State auditor Suzanne Bump was reviewing the Massachusetts Sexual Offenders Registry Board (SORB) and found that nearly 1,800 of the state's 21,808 convicted offenders were unaccounted for.
"What we found was an agency that really wasn't able to meet its mission of properly classifying or tracking individuals who were supposed to be registered sex offenders," said the state auditor to the Associated Press. "That left police officers, the public and past victims without the knowledge… as to the whereabouts of [medium risk] and [high risk] sex offenders."
The registry, which was formed in 1996, is meant to keep track of all sex offenders in the state of Massachusetts, including those convicted of sex crimes in the Bay State before heading elsewhere. The state has been paying around $4 million a year to keep the registry up to date for use by both law enforcement and the public.
And yet over eight percent of offenders that should be registered in the database are not, according to Bump. "When government commits to the taxpayers that it will provide a certain level of safety — and transparency — it has an obligation to do everything within its authority to meet that obligation," she said in a statement.
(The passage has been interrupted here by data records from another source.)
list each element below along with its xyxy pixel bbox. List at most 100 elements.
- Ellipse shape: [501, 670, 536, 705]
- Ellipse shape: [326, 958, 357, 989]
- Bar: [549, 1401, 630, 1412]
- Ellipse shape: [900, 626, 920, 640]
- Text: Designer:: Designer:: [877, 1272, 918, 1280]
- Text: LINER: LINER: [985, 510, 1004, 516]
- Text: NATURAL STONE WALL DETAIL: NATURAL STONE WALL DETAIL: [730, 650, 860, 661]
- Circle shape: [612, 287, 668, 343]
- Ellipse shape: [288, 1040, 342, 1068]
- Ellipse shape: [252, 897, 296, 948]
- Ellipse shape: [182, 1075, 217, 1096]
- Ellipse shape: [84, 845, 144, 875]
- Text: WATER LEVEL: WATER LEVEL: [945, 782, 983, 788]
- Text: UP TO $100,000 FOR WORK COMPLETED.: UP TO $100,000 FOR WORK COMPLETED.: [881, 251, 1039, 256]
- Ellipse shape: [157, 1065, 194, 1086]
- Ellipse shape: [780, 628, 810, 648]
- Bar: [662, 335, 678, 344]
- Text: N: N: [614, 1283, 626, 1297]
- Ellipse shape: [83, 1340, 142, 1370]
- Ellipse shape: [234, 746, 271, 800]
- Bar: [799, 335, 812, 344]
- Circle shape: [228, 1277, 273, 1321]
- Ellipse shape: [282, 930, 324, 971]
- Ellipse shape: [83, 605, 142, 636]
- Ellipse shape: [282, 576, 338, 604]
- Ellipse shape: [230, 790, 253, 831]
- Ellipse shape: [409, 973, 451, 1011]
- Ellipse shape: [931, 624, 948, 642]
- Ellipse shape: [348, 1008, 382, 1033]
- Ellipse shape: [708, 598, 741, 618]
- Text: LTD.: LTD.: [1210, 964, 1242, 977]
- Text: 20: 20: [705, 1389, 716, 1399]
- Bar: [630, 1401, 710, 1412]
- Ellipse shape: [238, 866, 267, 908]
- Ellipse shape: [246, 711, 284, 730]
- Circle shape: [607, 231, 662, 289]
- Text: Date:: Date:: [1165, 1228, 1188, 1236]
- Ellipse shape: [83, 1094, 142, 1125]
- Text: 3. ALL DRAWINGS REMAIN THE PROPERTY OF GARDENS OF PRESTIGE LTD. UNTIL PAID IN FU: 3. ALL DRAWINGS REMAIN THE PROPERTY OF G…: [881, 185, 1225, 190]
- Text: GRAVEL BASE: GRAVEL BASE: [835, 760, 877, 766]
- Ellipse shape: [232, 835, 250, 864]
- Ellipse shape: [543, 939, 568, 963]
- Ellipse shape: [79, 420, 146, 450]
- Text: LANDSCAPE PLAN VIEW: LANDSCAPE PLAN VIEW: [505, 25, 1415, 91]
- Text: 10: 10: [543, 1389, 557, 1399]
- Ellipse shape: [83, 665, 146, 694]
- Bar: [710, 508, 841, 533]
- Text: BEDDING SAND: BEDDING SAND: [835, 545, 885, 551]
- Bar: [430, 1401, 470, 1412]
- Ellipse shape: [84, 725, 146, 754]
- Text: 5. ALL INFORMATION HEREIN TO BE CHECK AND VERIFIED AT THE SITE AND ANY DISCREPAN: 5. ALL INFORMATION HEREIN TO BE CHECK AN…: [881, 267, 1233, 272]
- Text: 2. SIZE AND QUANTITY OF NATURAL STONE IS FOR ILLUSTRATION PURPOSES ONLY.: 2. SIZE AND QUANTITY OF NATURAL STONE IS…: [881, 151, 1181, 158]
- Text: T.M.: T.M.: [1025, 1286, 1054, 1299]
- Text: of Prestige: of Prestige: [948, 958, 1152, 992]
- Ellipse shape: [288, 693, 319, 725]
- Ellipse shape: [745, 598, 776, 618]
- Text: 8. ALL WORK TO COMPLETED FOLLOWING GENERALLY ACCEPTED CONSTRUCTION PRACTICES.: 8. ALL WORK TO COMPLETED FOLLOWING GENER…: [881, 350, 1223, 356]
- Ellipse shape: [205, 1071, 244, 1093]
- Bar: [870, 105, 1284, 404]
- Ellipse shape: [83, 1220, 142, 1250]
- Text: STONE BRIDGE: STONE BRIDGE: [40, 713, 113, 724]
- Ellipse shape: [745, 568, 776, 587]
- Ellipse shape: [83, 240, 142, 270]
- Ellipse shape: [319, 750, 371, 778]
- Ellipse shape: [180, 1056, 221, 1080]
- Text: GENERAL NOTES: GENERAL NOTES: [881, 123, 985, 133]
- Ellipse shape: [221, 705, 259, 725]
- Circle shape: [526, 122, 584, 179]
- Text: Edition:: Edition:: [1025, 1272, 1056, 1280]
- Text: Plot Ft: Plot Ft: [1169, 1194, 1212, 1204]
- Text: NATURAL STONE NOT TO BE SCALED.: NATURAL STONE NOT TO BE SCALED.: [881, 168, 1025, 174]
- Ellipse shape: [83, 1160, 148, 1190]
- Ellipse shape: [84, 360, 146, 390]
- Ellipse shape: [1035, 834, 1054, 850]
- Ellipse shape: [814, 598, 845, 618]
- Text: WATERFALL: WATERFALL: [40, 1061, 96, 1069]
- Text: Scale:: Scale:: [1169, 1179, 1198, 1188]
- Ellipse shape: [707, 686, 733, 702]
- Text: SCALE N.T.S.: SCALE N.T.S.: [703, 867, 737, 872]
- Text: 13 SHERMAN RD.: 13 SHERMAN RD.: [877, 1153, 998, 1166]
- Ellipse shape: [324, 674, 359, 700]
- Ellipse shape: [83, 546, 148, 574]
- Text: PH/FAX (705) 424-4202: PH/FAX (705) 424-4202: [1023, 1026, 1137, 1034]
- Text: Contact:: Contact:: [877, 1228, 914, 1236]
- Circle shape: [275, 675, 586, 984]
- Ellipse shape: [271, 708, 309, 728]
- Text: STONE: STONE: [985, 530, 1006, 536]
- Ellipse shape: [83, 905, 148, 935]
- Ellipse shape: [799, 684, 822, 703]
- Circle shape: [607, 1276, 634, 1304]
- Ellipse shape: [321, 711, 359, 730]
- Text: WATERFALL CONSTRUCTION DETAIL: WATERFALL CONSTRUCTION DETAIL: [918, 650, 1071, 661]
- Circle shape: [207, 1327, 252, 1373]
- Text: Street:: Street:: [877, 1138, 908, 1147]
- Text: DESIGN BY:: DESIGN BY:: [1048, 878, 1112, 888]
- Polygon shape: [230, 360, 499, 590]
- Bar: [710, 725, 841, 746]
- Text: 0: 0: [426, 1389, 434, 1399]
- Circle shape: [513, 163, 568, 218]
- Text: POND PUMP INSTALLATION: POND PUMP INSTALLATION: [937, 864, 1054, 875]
"The sex offender registry is only as good as the information it contains, so without taking the steps to expand and use data-sharing agreements with other state agencies, it is not fulfilling its mission."
Furthermore, 936 of the 1,769 had not been classified as either low, medium or high-risk re-offenders, even the 300 among those 936 who had been convicted of sex crimes against children. All sex offenders are to receive such a classification before they're released from state custody, and they must register with their local police department as well as notify the SORB anytime they move, get a new job or enroll in a school.
These offenders were not classified due to a 2015 Supreme Court ruling that boosted the standard of classification from "a preponderance of the evidence" to "clear and convincing evidence". However, instead of gathering the additional evidence, the state simply didn't bother to reclassify most of the offenders.
Of the remainder, 197 are "high" risk reoffenders, 410 are "medium" risk and 150 are "low" risk. In other words, the majority of the unaccounted-for offenders are those who are more likely than not to reoffend — and the state has no idea where they are.
"Honestly, it's beyond scary," said Brian Kyes, police chief of the small city of Chelsea and president of the Massachusetts Major City Chiefs of Police Association, to ABC5. "They're under the radar, they're not classified. They could be working in a school environment, for a youth program. They're a level zero. There's no classification."